On était dans des tentes
il nous restait au moins ça
on n’était pas sur le trottoir
mais c’était une perspective inquiétante
de n’avoir plus aucun toit
d’être sans abris, sans espoir.
La police de Halifax,
elle nous a donné des amendes
300$ à payer, pour camper illégalement
quand ce n’était pas de plaisir,
mais de survie, ce campement
nous étions réfugiés, sans fuir notre patrie
les armes contre nous étaient les hausses des prix
nous n’avions plus d’emploi, et les loyers sans mesures
avaient doublé ou triplé sans augure.
Nous, qui n’avions pas
de famille comme une bouée de sauvetage
d’amis si proches dans les parages
qu’un canapé nous aurions pu supplier…
Nous, qui ne savions où aller,
étions dans les parcs de la ville.
Au Peace and Friendship,
près d’où arrivent les bateaux de croisière
ou du côté du Waegwaltik
où y a les beaux yacht-clubs
ou devant l’ancienne bibliothèque,
en plein centre-ville.
Là, des charités avaient placé des abris
des shacks de plywood isolés contre le froid.

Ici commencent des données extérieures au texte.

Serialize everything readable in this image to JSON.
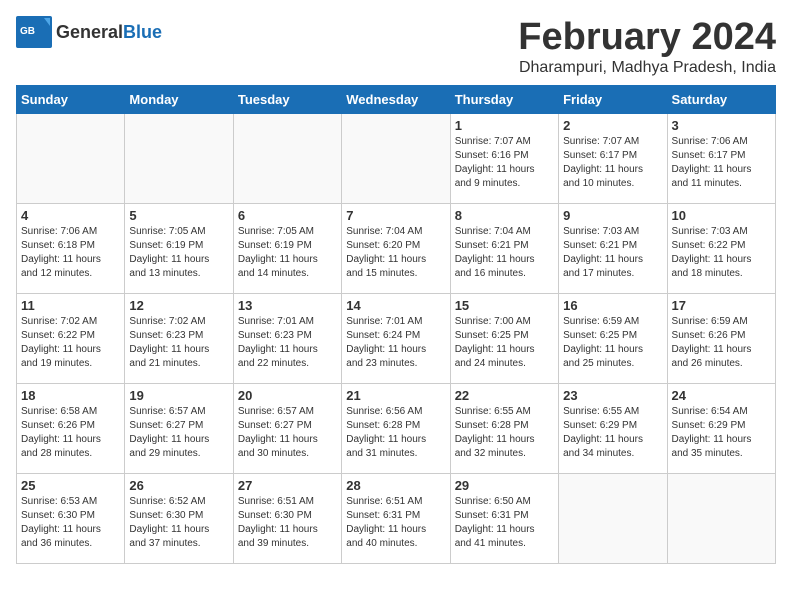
{
  "header": {
    "logo_general": "General",
    "logo_blue": "Blue",
    "month": "February 2024",
    "location": "Dharampuri, Madhya Pradesh, India"
  },
  "weekdays": [
    "Sunday",
    "Monday",
    "Tuesday",
    "Wednesday",
    "Thursday",
    "Friday",
    "Saturday"
  ],
  "weeks": [
    [
      {
        "day": "",
        "info": ""
      },
      {
        "day": "",
        "info": ""
      },
      {
        "day": "",
        "info": ""
      },
      {
        "day": "",
        "info": ""
      },
      {
        "day": "1",
        "info": "Sunrise: 7:07 AM\nSunset: 6:16 PM\nDaylight: 11 hours\nand 9 minutes."
      },
      {
        "day": "2",
        "info": "Sunrise: 7:07 AM\nSunset: 6:17 PM\nDaylight: 11 hours\nand 10 minutes."
      },
      {
        "day": "3",
        "info": "Sunrise: 7:06 AM\nSunset: 6:17 PM\nDaylight: 11 hours\nand 11 minutes."
      }
    ],
    [
      {
        "day": "4",
        "info": "Sunrise: 7:06 AM\nSunset: 6:18 PM\nDaylight: 11 hours\nand 12 minutes."
      },
      {
        "day": "5",
        "info": "Sunrise: 7:05 AM\nSunset: 6:19 PM\nDaylight: 11 hours\nand 13 minutes."
      },
      {
        "day": "6",
        "info": "Sunrise: 7:05 AM\nSunset: 6:19 PM\nDaylight: 11 hours\nand 14 minutes."
      },
      {
        "day": "7",
        "info": "Sunrise: 7:04 AM\nSunset: 6:20 PM\nDaylight: 11 hours\nand 15 minutes."
      },
      {
        "day": "8",
        "info": "Sunrise: 7:04 AM\nSunset: 6:21 PM\nDaylight: 11 hours\nand 16 minutes."
      },
      {
        "day": "9",
        "info": "Sunrise: 7:03 AM\nSunset: 6:21 PM\nDaylight: 11 hours\nand 17 minutes."
      },
      {
        "day": "10",
        "info": "Sunrise: 7:03 AM\nSunset: 6:22 PM\nDaylight: 11 hours\nand 18 minutes."
      }
    ],
    [
      {
        "day": "11",
        "info": "Sunrise: 7:02 AM\nSunset: 6:22 PM\nDaylight: 11 hours\nand 19 minutes."
      },
      {
        "day": "12",
        "info": "Sunrise: 7:02 AM\nSunset: 6:23 PM\nDaylight: 11 hours\nand 21 minutes."
      },
      {
        "day": "13",
        "info": "Sunrise: 7:01 AM\nSunset: 6:23 PM\nDaylight: 11 hours\nand 22 minutes."
      },
      {
        "day": "14",
        "info": "Sunrise: 7:01 AM\nSunset: 6:24 PM\nDaylight: 11 hours\nand 23 minutes."
      },
      {
        "day": "15",
        "info": "Sunrise: 7:00 AM\nSunset: 6:25 PM\nDaylight: 11 hours\nand 24 minutes."
      },
      {
        "day": "16",
        "info": "Sunrise: 6:59 AM\nSunset: 6:25 PM\nDaylight: 11 hours\nand 25 minutes."
      },
      {
        "day": "17",
        "info": "Sunrise: 6:59 AM\nSunset: 6:26 PM\nDaylight: 11 hours\nand 26 minutes."
      }
    ],
    [
      {
        "day": "18",
        "info": "Sunrise: 6:58 AM\nSunset: 6:26 PM\nDaylight: 11 hours\nand 28 minutes."
      },
      {
        "day": "19",
        "info": "Sunrise: 6:57 AM\nSunset: 6:27 PM\nDaylight: 11 hours\nand 29 minutes."
      },
      {
        "day": "20",
        "info": "Sunrise: 6:57 AM\nSunset: 6:27 PM\nDaylight: 11 hours\nand 30 minutes."
      },
      {
        "day": "21",
        "info": "Sunrise: 6:56 AM\nSunset: 6:28 PM\nDaylight: 11 hours\nand 31 minutes."
      },
      {
        "day": "22",
        "info": "Sunrise: 6:55 AM\nSunset: 6:28 PM\nDaylight: 11 hours\nand 32 minutes."
      },
      {
        "day": "23",
        "info": "Sunrise: 6:55 AM\nSunset: 6:29 PM\nDaylight: 11 hours\nand 34 minutes."
      },
      {
        "day": "24",
        "info": "Sunrise: 6:54 AM\nSunset: 6:29 PM\nDaylight: 11 hours\nand 35 minutes."
      }
    ],
    [
      {
        "day": "25",
        "info": "Sunrise: 6:53 AM\nSunset: 6:30 PM\nDaylight: 11 hours\nand 36 minutes."
      },
      {
        "day": "26",
        "info": "Sunrise: 6:52 AM\nSunset: 6:30 PM\nDaylight: 11 hours\nand 37 minutes."
      },
      {
        "day": "27",
        "info": "Sunrise: 6:51 AM\nSunset: 6:30 PM\nDaylight: 11 hours\nand 39 minutes."
      },
      {
        "day": "28",
        "info": "Sunrise: 6:51 AM\nSunset: 6:31 PM\nDaylight: 11 hours\nand 40 minutes."
      },
      {
        "day": "29",
        "info": "Sunrise: 6:50 AM\nSunset: 6:31 PM\nDaylight: 11 hours\nand 41 minutes."
      },
      {
        "day": "",
        "info": ""
      },
      {
        "day": "",
        "info": ""
      }
    ]
  ]
}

Les amis qui y survivaient depuis de rudes mois
et nous itou, on a reçu il y a deux jours des avis
ils venaient de la mairie, et aboyaient “Quittez les lieux!”
Pour aller où? Dieu seul sait!
Nous étions là, non pas heureux
mais car nous n’avions pas d’autre solution
et personne ne nous en proposait!
Si la ville n’aimait pas notre solution,
au moins qu’ils nous donnent une autre option!
Si les loyers étaient restés gelés
depuis plus de cinq ans qu’on nous parle de crise d’habitation
si les immeubles vides, qui sont nombreux
étaient transformés en hébergement…
Ou si l’infameux Shannon Park devenait
un lieu de logement abordable
à la place de permettre aux conseillers municipaux
de fantasmer sur un stade de football…
Le matin, après deux jours d’angoisse,
la police est venue nous dire de décamper
les nôtres les plus désespérés,
ils ont été arrêtés
le reste, où allons-nous?
Dans des boîtes en carton sur la Spring Garden?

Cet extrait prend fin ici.